Roots of paucity

US policy limits agricultural yield of poor nations

 
Published: Sunday 15 February 2004

-- (Credit: EMKAY)food insecurity and chronic poverty could be easily overcome if poor countries are able to improve agricultural productivity. But they do not have access to the necessary tools, especially biotechnology. In its latest report, us-based research institute Resources for the Future accuses the us's patent policy of restricting the use of biotechnology only for the benefit of the developed world. Important components of the 'biotechnology toolkit', like plant transformation tools and genetically improved germplasm, are mostly patented by private companies in the us and elsewhere. The report argues that the private entities 'lack' the economic incentive to develop technologies that the poor African farmers need.

As per the report, for the next two decades the use of biotechnology for the betterment of African farmers can be made available through local governments and publicly funded or public-private cooperative channels, if the us changes its policy.
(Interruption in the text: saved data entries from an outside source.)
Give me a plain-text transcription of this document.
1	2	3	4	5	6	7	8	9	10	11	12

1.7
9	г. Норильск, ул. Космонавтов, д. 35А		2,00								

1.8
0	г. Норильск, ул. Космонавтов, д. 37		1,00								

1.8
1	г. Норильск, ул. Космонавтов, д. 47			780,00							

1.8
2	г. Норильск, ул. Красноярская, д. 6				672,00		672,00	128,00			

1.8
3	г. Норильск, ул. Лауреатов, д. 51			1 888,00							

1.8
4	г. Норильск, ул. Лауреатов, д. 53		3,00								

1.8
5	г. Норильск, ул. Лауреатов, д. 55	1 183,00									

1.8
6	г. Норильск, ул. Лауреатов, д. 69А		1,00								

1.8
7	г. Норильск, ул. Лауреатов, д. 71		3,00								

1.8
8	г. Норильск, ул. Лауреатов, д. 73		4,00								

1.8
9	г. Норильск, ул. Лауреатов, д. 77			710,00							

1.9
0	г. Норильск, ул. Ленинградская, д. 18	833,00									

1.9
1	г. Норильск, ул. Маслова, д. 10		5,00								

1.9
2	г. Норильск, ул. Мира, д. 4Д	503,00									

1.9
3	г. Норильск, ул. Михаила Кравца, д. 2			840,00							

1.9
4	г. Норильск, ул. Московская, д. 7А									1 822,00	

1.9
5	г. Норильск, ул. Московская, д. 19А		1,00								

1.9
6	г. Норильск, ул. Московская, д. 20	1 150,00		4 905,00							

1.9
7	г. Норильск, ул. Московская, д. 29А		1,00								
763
The main recommendation of the report is to limit the scope of the patent monopoly such that the use of a patented tool to ensure food security in a developing country would not mean an infringement of the patent. Other suggestions include making available us government-funded or owned biotech inventions to poor countries.

But why would the us change its patent law? Michael Taylor and Jerry Cayford, the authors of the report, make a moral case for the change. "The us has a national security interest in reducing global poverty and hunger and a duty as the richest and the most powerful nation to avoid actions and policies that adversely affect food security," they argue. Tragically, moral considerations seldom guide the us' actions; but the threat to national security from poverty-bred terrorism might prompt a change.